Failures that lead to a product recall
Failures that had a negative impact on the brand
Failures that left the firm looking for a new supplier on the fly
.. and in doing some research for a paper I am writing on responsible leadership in this area, I came across the academic paper Managing production outsourcing risks in
China’s apparel industry: a case study of two apparel retailers where the authors looked at the different processes that two retailers employed when understanding and mitigating the risks in their outsourced supply chain. IT is a paper that includes the above charts, which I found highly useful, and provided a concise example of how one of the firms (they have named CY) planned for the risks they faced, and put in processes that would keep the supplier in line:
Besides short-term contracts, CL China used long-term contracts to manage its relationships with manufacturers.
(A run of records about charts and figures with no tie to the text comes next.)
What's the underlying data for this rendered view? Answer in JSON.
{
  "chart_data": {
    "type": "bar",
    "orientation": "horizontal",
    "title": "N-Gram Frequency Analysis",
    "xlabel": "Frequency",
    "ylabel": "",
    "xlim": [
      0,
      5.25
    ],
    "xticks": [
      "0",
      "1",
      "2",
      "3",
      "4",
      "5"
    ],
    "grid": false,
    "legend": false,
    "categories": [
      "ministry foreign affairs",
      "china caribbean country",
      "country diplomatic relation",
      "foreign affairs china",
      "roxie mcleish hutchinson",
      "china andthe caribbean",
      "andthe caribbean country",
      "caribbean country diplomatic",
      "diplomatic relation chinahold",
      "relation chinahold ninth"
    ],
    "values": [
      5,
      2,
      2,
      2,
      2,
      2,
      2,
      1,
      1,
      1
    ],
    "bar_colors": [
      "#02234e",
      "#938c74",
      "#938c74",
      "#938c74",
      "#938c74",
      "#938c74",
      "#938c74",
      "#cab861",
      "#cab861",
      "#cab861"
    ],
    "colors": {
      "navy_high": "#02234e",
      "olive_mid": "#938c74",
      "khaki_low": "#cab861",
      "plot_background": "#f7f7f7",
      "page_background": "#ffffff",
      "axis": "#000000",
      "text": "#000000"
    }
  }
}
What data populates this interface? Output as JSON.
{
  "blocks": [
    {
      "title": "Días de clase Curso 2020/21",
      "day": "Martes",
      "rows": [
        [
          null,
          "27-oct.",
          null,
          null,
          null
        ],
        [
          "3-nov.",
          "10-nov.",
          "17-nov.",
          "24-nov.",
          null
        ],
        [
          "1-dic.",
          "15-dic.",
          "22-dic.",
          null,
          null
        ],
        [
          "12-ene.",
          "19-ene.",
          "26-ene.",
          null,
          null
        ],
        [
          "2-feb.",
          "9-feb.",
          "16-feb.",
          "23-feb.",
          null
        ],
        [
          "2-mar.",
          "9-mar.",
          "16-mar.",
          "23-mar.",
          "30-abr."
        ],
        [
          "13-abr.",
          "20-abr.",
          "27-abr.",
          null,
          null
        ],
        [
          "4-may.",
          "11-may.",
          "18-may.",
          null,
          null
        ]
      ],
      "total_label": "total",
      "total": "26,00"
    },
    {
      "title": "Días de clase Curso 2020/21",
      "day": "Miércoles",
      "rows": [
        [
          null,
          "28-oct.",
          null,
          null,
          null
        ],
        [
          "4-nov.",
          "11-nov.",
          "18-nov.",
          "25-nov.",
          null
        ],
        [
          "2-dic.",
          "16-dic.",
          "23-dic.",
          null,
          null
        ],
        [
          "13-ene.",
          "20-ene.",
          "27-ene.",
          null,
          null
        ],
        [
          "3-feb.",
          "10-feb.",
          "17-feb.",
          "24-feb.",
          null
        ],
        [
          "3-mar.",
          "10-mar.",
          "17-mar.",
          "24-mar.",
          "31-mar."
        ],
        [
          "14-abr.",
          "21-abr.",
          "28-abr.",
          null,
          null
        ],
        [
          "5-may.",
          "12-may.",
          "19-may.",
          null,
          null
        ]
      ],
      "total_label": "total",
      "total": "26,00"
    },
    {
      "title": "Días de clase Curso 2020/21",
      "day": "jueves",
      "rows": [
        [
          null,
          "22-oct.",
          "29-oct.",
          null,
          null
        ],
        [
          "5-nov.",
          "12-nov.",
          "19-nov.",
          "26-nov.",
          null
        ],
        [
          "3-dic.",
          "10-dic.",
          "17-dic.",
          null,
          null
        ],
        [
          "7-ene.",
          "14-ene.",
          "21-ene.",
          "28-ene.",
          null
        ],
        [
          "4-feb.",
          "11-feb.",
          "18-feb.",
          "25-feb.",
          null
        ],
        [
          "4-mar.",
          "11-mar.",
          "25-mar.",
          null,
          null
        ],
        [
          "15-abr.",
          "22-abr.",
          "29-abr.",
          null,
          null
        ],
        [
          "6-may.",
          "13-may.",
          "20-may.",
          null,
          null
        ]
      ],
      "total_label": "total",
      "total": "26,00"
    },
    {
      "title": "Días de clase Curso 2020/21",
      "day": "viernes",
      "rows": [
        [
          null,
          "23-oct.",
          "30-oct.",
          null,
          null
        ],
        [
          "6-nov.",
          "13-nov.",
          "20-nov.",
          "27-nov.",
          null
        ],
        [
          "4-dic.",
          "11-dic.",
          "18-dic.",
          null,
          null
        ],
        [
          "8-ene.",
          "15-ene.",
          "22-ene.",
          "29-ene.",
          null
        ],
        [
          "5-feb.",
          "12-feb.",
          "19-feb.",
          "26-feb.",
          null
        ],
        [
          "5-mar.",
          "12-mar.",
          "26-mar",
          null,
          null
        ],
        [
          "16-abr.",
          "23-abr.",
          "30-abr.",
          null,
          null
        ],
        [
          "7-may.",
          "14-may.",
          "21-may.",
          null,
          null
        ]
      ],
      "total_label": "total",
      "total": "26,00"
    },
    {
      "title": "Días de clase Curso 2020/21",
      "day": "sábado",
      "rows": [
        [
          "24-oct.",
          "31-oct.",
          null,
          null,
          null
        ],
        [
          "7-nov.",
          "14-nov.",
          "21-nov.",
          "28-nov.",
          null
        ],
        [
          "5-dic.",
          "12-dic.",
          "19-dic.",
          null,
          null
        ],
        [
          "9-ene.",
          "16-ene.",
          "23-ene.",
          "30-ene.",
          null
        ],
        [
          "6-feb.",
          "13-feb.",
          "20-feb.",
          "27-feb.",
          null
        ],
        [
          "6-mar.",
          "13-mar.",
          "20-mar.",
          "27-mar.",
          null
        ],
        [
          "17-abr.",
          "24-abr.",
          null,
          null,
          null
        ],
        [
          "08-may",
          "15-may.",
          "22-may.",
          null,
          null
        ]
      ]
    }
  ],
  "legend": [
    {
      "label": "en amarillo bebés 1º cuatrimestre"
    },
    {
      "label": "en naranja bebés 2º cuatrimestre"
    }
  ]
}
CL China regarded short-term contracts as a prelude, a trial marriage, to a longer-term relationship. [...] CL China considered long-term contracts not merely as legally binding, but also essential in relationship development.
All CL China’s long-term contracts included clauses that:
- would safeguard the confidentiality of technical specifications and design requirements imparted to outsourced manufacturers;
- mandated outsourced manufacturers to take full responsibility for product quality, including after-sale quality assurance;
- and dictated conditions for transportation and distribution of finished products, including procedures to deal with product damage during transit.
These contracts were also very specific about penalties to be imposed, should an outsourced manufacturer breach its contractual obligation. These included mandating the manufacturer to:
- transport all products by air should a production delay occur;
- provide payment discount to CL China for goods that failed quality checks or were delivered late; and
- compensate CL China for losses arising from low quality products or late delivery.
Which was backed up by a robust testing/ sampling process:
The trial typically involved giving prospective manufacturers small quantities of orders. During their trial period, outsourced manufacturers had to submit random samples of final products to CL China for checking and approval prior to commencing full-scale production. During production, each batch of products would also go through a multi-step approval process, which required manufacturers to provide product samples of different sizes, colours, and materials for continuous quality testing. CL China had in place detailed technical specifications for each process to check manufacturers’ compliance with its distinctive quality standards throughout production. When production was completed, CL China would carry out yet another sample quality inspection before book-to-bill to ensure the percentage of defective products in each batch fell within an acceptable threshold. This was additional to requiring manufacturers to establish their own quality control system.
In reading this article, and in some recent cases that have garnered press, what is clear to me is that there are firms who actively (proactively) accept that there is a difference between responsibility and accountability when it comes to outsourcing. for some firms, outsourcing is a decision made purely on the spot price that a supplier gives them, and they will go to great lengths to burn an in-house supply to save money. A decision that will come, based on my experience, with 6-8% in savings.. at the time of quote.
It is a decision often made without fully thinking through the risks and then turning those risks into costs that will ultimately be borne by the buyer.